Although the FRB/US equations for transfers have a substantial cyclical effect, they do not explain all the recent increase, the shortfall being about 1½ per cent of GDP. Fortuitously, that roughly corresponds to increases in transfers that have been legislated in the three large bills. So restricting estimates of stimulus to the three large bills is a crude but simple approximation to the increase in transfers that is additional to the FRB/US equations.
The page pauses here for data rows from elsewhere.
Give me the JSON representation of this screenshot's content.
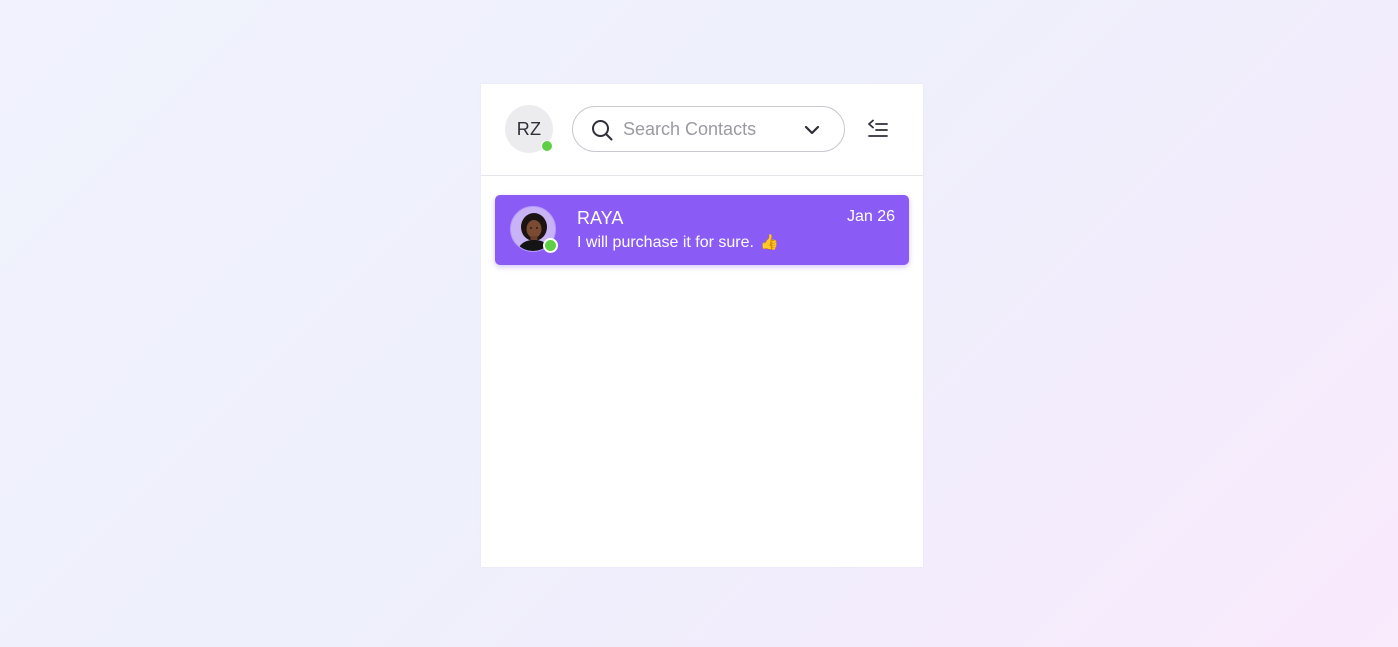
{
  "user": {
    "initials": "RZ",
    "status_color": "#5fcf45"
  },
  "search": {
    "placeholder": "Search Contacts",
    "icon": "search-icon",
    "dropdown_icon": "chevron-down-icon"
  },
  "toolbar": {
    "collapse_icon": "collapse-sidebar-icon"
  },
  "chats": [
    {
      "name": "RAYA",
      "message": "I will purchase it for sure.",
      "emoji": "👍",
      "date": "Jan 26",
      "online": true,
      "selected": true
    }
  ],
  "colors": {
    "accent": "#8a5cf5",
    "online": "#5fcf45"
  }
}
The biggest difference between the CBO estimates and Follette-Lutz is the extension of ‘middle-class tax cuts’ that were scheduled to expire at the end of 2010. They are included within the CBO estimates, which are relative to a counterfactual of ‘existing legislation’, but excluded from Follette-Lutz, which is relative to a counterfactual of ‘existing policy’. In contrast, my implicit counterfactual is ‘predictions of FRB/US equations’, or what might be called ‘sustainable policy’, which calls for a large increase in taxes around this time in order to stabilise the debt. So the CBO estimates happen to provide a measure of stimulus in 2011 and 2012 that is closer to my purposes.

Less important, but high profile, are asset purchases such as the Troubled Asset Relief Program or TARP. I do not include this as systematic countercyclical policy largely because the net present value of asset purchases is highly uncertain and their multiplier is widely assumed to be quite low. So repetition of future TARP-like programs would have little effect on the cyclical behaviour of the economy.

There are other recent programs that might be considered to be countercyclical fiscal policy, including Cash for Clunkers, the homebuyers tax credit, and so on. But the total budgetary cost of these measures was small (Blinder and Zandi 2010, Table 10).